BEIJING: Chinese artificial intelligence company DeepSeek reported that it paid $294,000 to train its R1 model, far less than reported by American competitors, in a study that will probably once again stir controversy about Beijing’s role in the competition to develop artificial intelligence.

The unusual disclosure from the Hangzhou firm – its first estimate of training expenses for R1 – came in a peer-reviewed paper in the scholarly journal Nature on Wednesday.
DeepSeek’s unveiling of lower-priced AI systems in January led global investors to dump stocks in the tech sector as they feared the new models might disrupt the dominance of AI leaders such as Nvidia (NVDA.O), opens tab.
Since then, the firm and founder Liang Wenfeng have been out of sight, at least publicly, aside from releasing a few new product updates.
The article in Nature, which included Liang as a co-author, reported DeepSeek’s logic-based R1 model took $294,000 to train and employed 512 Nvidia H800 chips. An earlier version of the article published in January didn’t include that detail.
Sam Altman, the CEO of US AI behemoth OpenAI, in 2023 indicated that what he referred to as “foundational model training” had run to “much more” than $100 million – though the company has not provided detailed costs for any of its releases.
Training expenses of large-language models that drive AI chatbots are the costs of operating a set of high-performance chips for weeks or months to work through mountains of text and code.
Parts of Deepseek’s claims regarding the cost of developing it and the technology it employed have been challenged by American companies and officials.

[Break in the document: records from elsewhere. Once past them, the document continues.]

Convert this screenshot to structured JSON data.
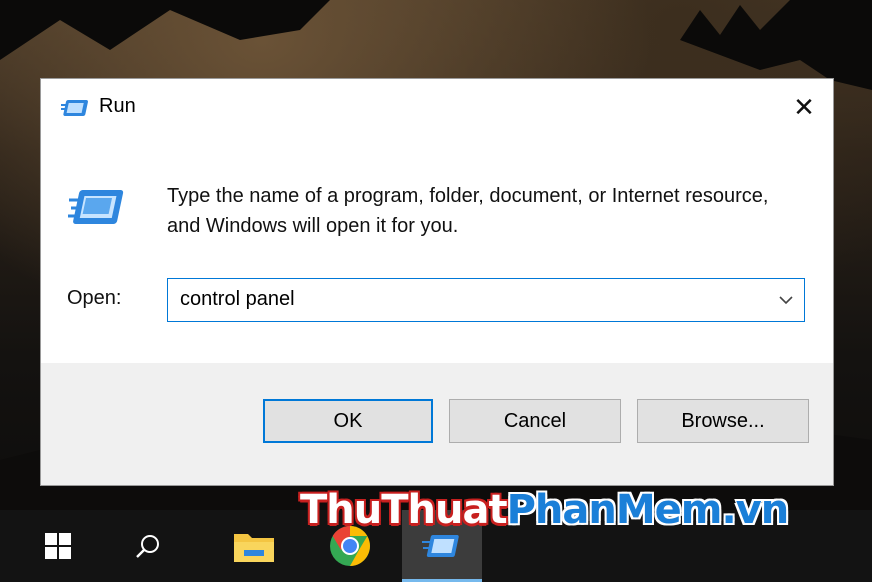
{
  "dialog": {
    "title": "Run",
    "close_glyph": "✕",
    "description": "Type the name of a program, folder, document, or Internet resource, and Windows will open it for you.",
    "open_label": "Open:",
    "open_value": "control panel",
    "ok_label": "OK",
    "cancel_label": "Cancel",
    "browse_label": "Browse..."
  },
  "taskbar": {
    "items": [
      "windows-start",
      "search",
      "file-explorer",
      "chrome",
      "run"
    ]
  },
  "watermark": {
    "part1": "ThuThuat",
    "part2": "PhanMem",
    "part3": ".vn"
  },
  "colors": {
    "accent": "#0078d7",
    "dialog_bg": "#ffffff",
    "footer_bg": "#f0f0f0",
    "taskbar_bg": "#131313"
  }
}
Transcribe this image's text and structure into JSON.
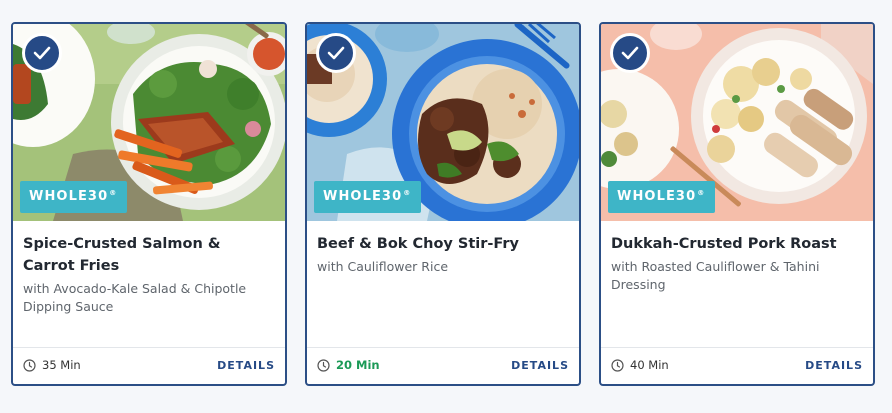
{
  "recipes": [
    {
      "title": "Spice-Crusted Salmon & Carrot Fries",
      "subtitle": "with Avocado-Kale Salad & Chipotle Dipping Sauce",
      "badge": "WHOLE30",
      "badge_mark": "®",
      "time": "35 Min",
      "details": "DETAILS",
      "selected": true,
      "icon": "check-icon"
    },
    {
      "title": "Beef & Bok Choy Stir-Fry",
      "subtitle": "with Cauliflower Rice",
      "badge": "WHOLE30",
      "badge_mark": "®",
      "time": "20 Min",
      "details": "DETAILS",
      "selected": true,
      "icon": "check-icon"
    },
    {
      "title": "Dukkah-Crusted Pork Roast",
      "subtitle": "with Roasted Cauliflower & Tahini Dressing",
      "badge": "WHOLE30",
      "badge_mark": "®",
      "time": "40 Min",
      "details": "DETAILS",
      "selected": true,
      "icon": "check-icon"
    }
  ],
  "colors": {
    "border": "#2c4f86",
    "check_bg": "#264a86",
    "badge_bg": "#3eb5c7",
    "fast_time": "#1c9a57",
    "details": "#264a86"
  }
}
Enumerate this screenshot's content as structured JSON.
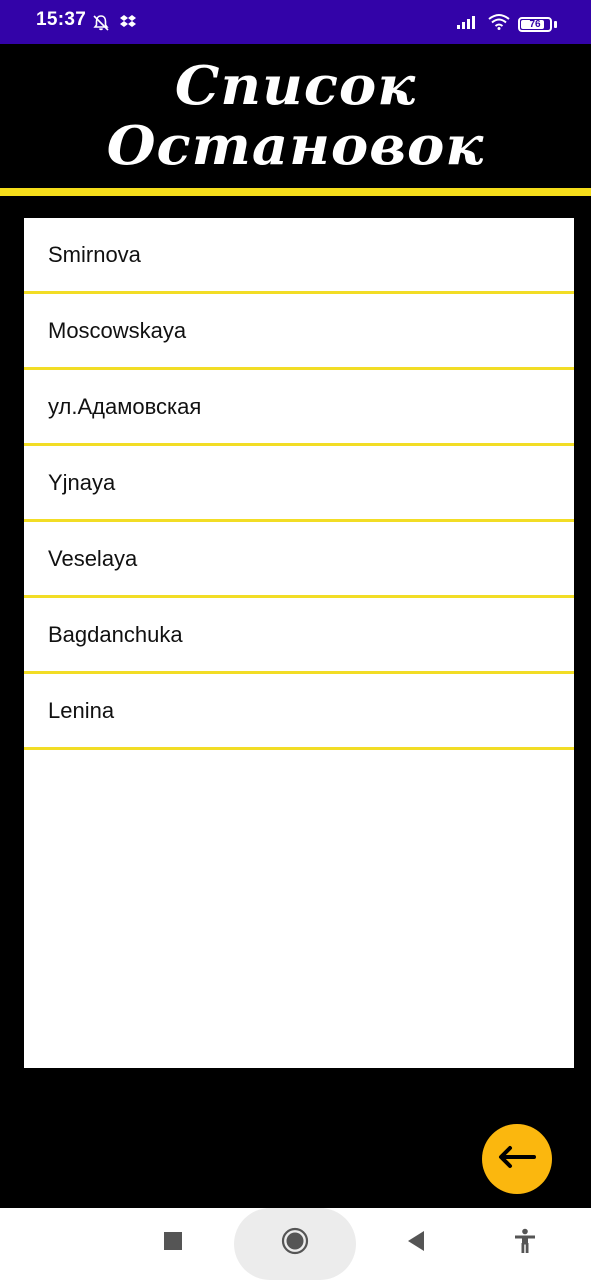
{
  "status_bar": {
    "time": "15:37",
    "battery_level": "76",
    "icons": [
      "bell-off-icon",
      "dropbox-icon",
      "signal-icon",
      "wifi-icon",
      "battery-icon"
    ]
  },
  "header": {
    "title_line1": "Список",
    "title_line2": "Остановок"
  },
  "stops": [
    {
      "label": "Smirnova"
    },
    {
      "label": "Moscowskaya"
    },
    {
      "label": "ул.Адамовская"
    },
    {
      "label": "Yjnaya"
    },
    {
      "label": "Veselaya"
    },
    {
      "label": "Bagdanchuka"
    },
    {
      "label": "Lenina"
    }
  ],
  "fab": {
    "icon": "arrow-left-icon"
  },
  "nav_bar": {
    "icons": [
      "recents-square-icon",
      "home-circle-icon",
      "back-triangle-icon",
      "accessibility-icon"
    ]
  },
  "colors": {
    "status_bar": "#3303a8",
    "background": "#000000",
    "accent_yellow": "#f5dd1a",
    "fab": "#fbb70e"
  }
}
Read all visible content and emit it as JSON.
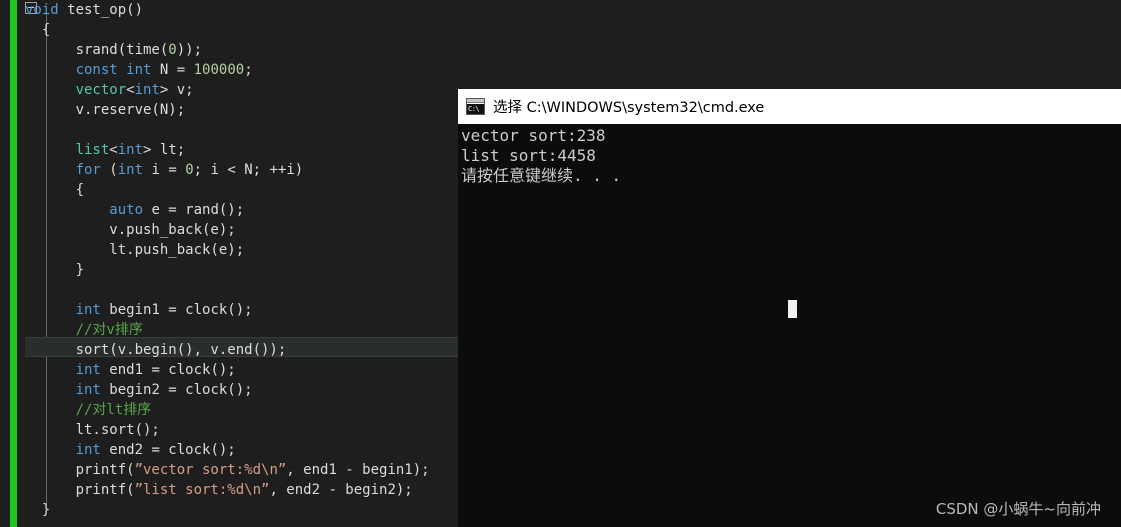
{
  "editor": {
    "name": "visual-studio-code-editor",
    "background": "#1e1e1e",
    "change_bar_color": "#21c521",
    "current_line_number": 18,
    "colors": {
      "keyword": "#569cd6",
      "type": "#4ec9b0",
      "number": "#b5cea8",
      "string": "#d69d85",
      "comment": "#57a64a",
      "plain": "#dcdcdc",
      "current_line_highlight": "#2a2d2e"
    },
    "lines": [
      [
        {
          "t": "void",
          "c": "kw"
        },
        {
          "t": " test_op()",
          "c": "pln"
        }
      ],
      [
        {
          "t": "  {",
          "c": "pln"
        }
      ],
      [
        {
          "t": "      srand(time(",
          "c": "pln"
        },
        {
          "t": "0",
          "c": "num"
        },
        {
          "t": "));",
          "c": "pln"
        }
      ],
      [
        {
          "t": "      ",
          "c": "pln"
        },
        {
          "t": "const",
          "c": "kw"
        },
        {
          "t": " ",
          "c": "pln"
        },
        {
          "t": "int",
          "c": "kw"
        },
        {
          "t": " N = ",
          "c": "pln"
        },
        {
          "t": "100000",
          "c": "num"
        },
        {
          "t": ";",
          "c": "pln"
        }
      ],
      [
        {
          "t": "      ",
          "c": "pln"
        },
        {
          "t": "vector",
          "c": "typ"
        },
        {
          "t": "<",
          "c": "pln"
        },
        {
          "t": "int",
          "c": "kw"
        },
        {
          "t": "> v;",
          "c": "pln"
        }
      ],
      [
        {
          "t": "      v.reserve(N);",
          "c": "pln"
        }
      ],
      [
        {
          "t": "",
          "c": "pln"
        }
      ],
      [
        {
          "t": "      ",
          "c": "pln"
        },
        {
          "t": "list",
          "c": "typ"
        },
        {
          "t": "<",
          "c": "pln"
        },
        {
          "t": "int",
          "c": "kw"
        },
        {
          "t": "> lt;",
          "c": "pln"
        }
      ],
      [
        {
          "t": "      ",
          "c": "pln"
        },
        {
          "t": "for",
          "c": "kw"
        },
        {
          "t": " (",
          "c": "pln"
        },
        {
          "t": "int",
          "c": "kw"
        },
        {
          "t": " i = ",
          "c": "pln"
        },
        {
          "t": "0",
          "c": "num"
        },
        {
          "t": "; i < N; ++i)",
          "c": "pln"
        }
      ],
      [
        {
          "t": "      {",
          "c": "pln"
        }
      ],
      [
        {
          "t": "          ",
          "c": "pln"
        },
        {
          "t": "auto",
          "c": "kw"
        },
        {
          "t": " e = rand();",
          "c": "pln"
        }
      ],
      [
        {
          "t": "          v.push_back(e);",
          "c": "pln"
        }
      ],
      [
        {
          "t": "          lt.push_back(e);",
          "c": "pln"
        }
      ],
      [
        {
          "t": "      }",
          "c": "pln"
        }
      ],
      [
        {
          "t": "",
          "c": "pln"
        }
      ],
      [
        {
          "t": "      ",
          "c": "pln"
        },
        {
          "t": "int",
          "c": "kw"
        },
        {
          "t": " begin1 = clock();",
          "c": "pln"
        }
      ],
      [
        {
          "t": "      ",
          "c": "pln"
        },
        {
          "t": "//对v排序",
          "c": "cmt"
        }
      ],
      [
        {
          "t": "      sort(v.begin(), v.end());",
          "c": "pln"
        }
      ],
      [
        {
          "t": "      ",
          "c": "pln"
        },
        {
          "t": "int",
          "c": "kw"
        },
        {
          "t": " end1 = clock();",
          "c": "pln"
        }
      ],
      [
        {
          "t": "      ",
          "c": "pln"
        },
        {
          "t": "int",
          "c": "kw"
        },
        {
          "t": " begin2 = clock();",
          "c": "pln"
        }
      ],
      [
        {
          "t": "      ",
          "c": "pln"
        },
        {
          "t": "//对lt排序",
          "c": "cmt"
        }
      ],
      [
        {
          "t": "      lt.sort();",
          "c": "pln"
        }
      ],
      [
        {
          "t": "      ",
          "c": "pln"
        },
        {
          "t": "int",
          "c": "kw"
        },
        {
          "t": " end2 = clock();",
          "c": "pln"
        }
      ],
      [
        {
          "t": "      printf(",
          "c": "pln"
        },
        {
          "t": "”vector sort:%d\\n”",
          "c": "str"
        },
        {
          "t": ", end1 - begin1);",
          "c": "pln"
        }
      ],
      [
        {
          "t": "      printf(",
          "c": "pln"
        },
        {
          "t": "”list sort:%d\\n”",
          "c": "str"
        },
        {
          "t": ", end2 - begin2);",
          "c": "pln"
        }
      ],
      [
        {
          "t": "  }",
          "c": "pln"
        }
      ]
    ]
  },
  "console": {
    "titlebar": {
      "icon_name": "cmd-exe-icon",
      "icon_text": "C:\\",
      "title": "选择 C:\\WINDOWS\\system32\\cmd.exe"
    },
    "background": "#0c0c0c",
    "text_color": "#cccccc",
    "output_lines": [
      "vector sort:238",
      "list sort:4458",
      "请按任意键继续. . ."
    ],
    "cursor_visible": true
  },
  "watermark": {
    "text": "CSDN @小蜗牛~向前冲"
  }
}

Its H800 chips were made specifically by Nvidia for the Chinese market following the U.S. move in October 2022 to prohibit the company from shipping its more advanced H100 and A100 AI chips to China.
US officials said in June that DeepSeek has access to “large volumes” of H100 chips, which were purchased after US export controls took effect. Nvidia said at the time that DeepSeek has utilized lawfully purchased H800 chips, not H100s.
China’s Deep Seek reports that its successful AI model was trained for only $294000
In a supporting information document that was submitted with the Nature paper, the firm admitted for the first time that indeed it owns A100 chips and that it had utilized them in development stages.
In the case of our DeepSeek-R1 research, we used the A100 GPUs to perform setup for experiments with a reduced model,” the researchers explained. Once this phase was done, R1 was trained for 80 hours total on the 512 chip-cluster of H800 chips, they continued.

Reuters has already quoted that part of the reason DeepSeek was able to recruit China’s best brains was that it was among the only domestic firms to have an A100 supercomputing cluster.